In theory, many anonymization methods may work well. In practice, anonymized results are usually either usable or strongly anonymized, but not both. Data scientists have been struggling for years with the tradeoff between data quality and privacy.
To make things worse, there are currently no common certifications or testing methods for anonymization solutions that define whether the anonymization carried out complies with the GDPR or not.
Prof. Paul Francis has been researching data anonymization for several years and recently addressed this complex issue. The result is the General Data Anonymity Score – a new approach with which common anonymization methods can be tested and compared.
Paul, can you tell us a little about yourself?
I’m a researcher at the Max Planck Institute for Software Systems in Kaiserslautern and Co-Founder of the startup Aircloak. My research focuses on data anonymity. I’m a relative newcomer to this area of research, having in the past done research on Internet technologies. I think the fact that I’m a newcomer allows me to bring new thinking to the problem. In particular, working with Aircloak as a research partner really helps me to stay grounded in developing practical solutions.
You came up with the “GDA-Score”, what is the idea behind it?
Unfortunately, there are no precise guidelines on how to determine if data is anonymous or not.
EU states are supposed to develop certification programs for anonymization, but none have done it so far and no one is really sure how to do it. National Data Protection Authorities (DPAs) are from time to time asked to approve some narrowly-scoped data anonymization like a particular dataset for a particular use case, but the process so far has been ad hoc. The French national DPA, CNIL, which in my opinion is one of if not the best national DPA, offers opinions on anonymity. These opinions, however, do not state that a given scheme is anonymous. Rather, they only go so far as to state that they do not find a problem with a given scheme. This stems from the sensible recognition that claiming anonymity with certainty is very difficult.
As we developed Diffix with Aircloak in the last five years, we had to find ways to build confidence in our anonymization properties, both for ourselves and others. One really useful approach is our bounty program on anonymity, where we pay attackers who can demonstrate how to compromise anonymity in our system. The program was successful in that some attacks were found, and in the process of designing defensive measures, Diffix has improved.
In order to run the bounty program, we naturally needed a measure of anonymity so that we could decide how much to pay attackers. We designed it based on how much confidence an attacker has in a prediction of an individual’s data values, among other things. At some point, we realized that our measure applies not just to attacks on Diffix, but to any anonymization method like pseudonymization, data masking, K-anonymization, differential privacy and other variants. We also realized that our measure might be useful in the design of certification programs for anonymity.
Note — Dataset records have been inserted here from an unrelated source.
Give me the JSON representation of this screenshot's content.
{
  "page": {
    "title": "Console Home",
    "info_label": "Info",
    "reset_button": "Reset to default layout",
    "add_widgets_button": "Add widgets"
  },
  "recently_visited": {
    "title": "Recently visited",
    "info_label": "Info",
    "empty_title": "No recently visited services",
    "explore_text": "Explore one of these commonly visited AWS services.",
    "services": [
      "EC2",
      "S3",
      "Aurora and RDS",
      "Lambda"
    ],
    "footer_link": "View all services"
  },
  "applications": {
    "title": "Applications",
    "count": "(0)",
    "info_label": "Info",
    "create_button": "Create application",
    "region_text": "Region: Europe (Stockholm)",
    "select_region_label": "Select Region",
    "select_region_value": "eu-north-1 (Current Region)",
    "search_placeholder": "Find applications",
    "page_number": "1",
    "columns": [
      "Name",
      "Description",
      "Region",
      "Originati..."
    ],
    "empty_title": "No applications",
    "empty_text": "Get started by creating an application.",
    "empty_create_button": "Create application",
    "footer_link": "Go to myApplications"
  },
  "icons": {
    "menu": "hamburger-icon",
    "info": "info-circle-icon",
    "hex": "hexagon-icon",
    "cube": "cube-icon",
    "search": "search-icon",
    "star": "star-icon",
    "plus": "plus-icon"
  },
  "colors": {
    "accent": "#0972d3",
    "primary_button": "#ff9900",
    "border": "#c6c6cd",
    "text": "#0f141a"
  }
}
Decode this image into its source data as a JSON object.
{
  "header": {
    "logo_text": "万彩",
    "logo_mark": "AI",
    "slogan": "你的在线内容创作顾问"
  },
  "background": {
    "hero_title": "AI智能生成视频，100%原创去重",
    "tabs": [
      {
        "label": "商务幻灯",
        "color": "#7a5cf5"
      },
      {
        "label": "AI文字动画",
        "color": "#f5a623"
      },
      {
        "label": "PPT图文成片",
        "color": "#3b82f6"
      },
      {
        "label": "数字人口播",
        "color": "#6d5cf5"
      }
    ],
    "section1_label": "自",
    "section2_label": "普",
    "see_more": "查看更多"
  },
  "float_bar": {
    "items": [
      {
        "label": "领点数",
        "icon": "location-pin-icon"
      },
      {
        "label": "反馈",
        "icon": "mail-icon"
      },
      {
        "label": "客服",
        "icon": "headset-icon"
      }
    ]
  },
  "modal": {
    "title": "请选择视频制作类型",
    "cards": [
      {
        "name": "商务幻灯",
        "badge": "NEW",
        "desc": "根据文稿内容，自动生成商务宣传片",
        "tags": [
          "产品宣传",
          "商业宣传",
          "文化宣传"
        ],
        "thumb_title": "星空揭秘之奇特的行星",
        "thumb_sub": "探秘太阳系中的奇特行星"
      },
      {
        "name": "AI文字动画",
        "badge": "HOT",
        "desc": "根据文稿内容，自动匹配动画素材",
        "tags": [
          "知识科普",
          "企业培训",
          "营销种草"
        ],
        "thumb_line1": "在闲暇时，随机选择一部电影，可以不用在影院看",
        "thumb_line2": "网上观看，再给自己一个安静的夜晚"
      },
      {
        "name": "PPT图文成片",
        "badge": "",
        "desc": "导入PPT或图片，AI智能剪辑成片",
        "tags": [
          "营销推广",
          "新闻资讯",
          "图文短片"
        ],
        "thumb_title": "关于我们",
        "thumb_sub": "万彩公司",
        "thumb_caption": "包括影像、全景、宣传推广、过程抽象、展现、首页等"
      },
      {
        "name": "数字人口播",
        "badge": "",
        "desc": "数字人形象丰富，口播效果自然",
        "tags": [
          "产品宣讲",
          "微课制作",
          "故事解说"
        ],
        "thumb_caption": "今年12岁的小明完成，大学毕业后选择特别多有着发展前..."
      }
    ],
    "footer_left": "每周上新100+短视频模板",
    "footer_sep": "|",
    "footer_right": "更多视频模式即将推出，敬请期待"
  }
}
How does the scoring work?
On our website www.gda-score.org we provide various resources such as an attack library, tools for measuring the results and sample databases. These allow anyone who wants to conduct their own experiments with a particular algorithm and to compare the results in terms of utility and privacy.
The core concept behind the GDA Score is that of explicitly querying the de‐identified data, and basing the defense and utility measures on the responses. The current criteria for measuring defense are those of the EU Article 29 Data Protection Working Party Opinion on Anonymization: singling‐out, linkability, and inference. This might be extended over time, but for now these are the only criteria.
With this approach, any de‐identification scheme can be measured in the same way independent of the underlying technology. This is the primary strength of the GDA Score: that it works with any de‐identification technology and therefore allows an apples‐to‐apples comparison of different approaches. There is, however, also a weakness: the score is only as good as the best attack. If there are unknown attacks, the GDA Score won’t reflect this. That is why we are making the GDA Score an open project. If many different parties contribute attacks, we’ll eventually work towards a near-complete set.
Who will benefit the most from that score?
I think the biggest benefit will go to companies that use anonymization technologies, and of course the individuals whose privacy is protected. As far as anonymization vendors go, I think the GDA Score will help those that have good technologies, and hurt those who are over-stating the strength of their anonymity. As one of the developers of Diffix, I think the GDA Score will help people realize the strength of our technology.
Who is testing the specific anonymization methods?
At the moment it is just my group at MPI-SWS, but my hope is that other organizations will contribute. In particular, from time-to-time researchers develop new attacks, but usually nothing more than publishing a paper comes out of it. If the researchers contribute the attacks to the GDA Score project, using the tools we developed, then others can benefit directly from those attacks, for instance by trying them on their own datasets or anonymization techniques.
Thanks Paul, we are looking forward to the further development!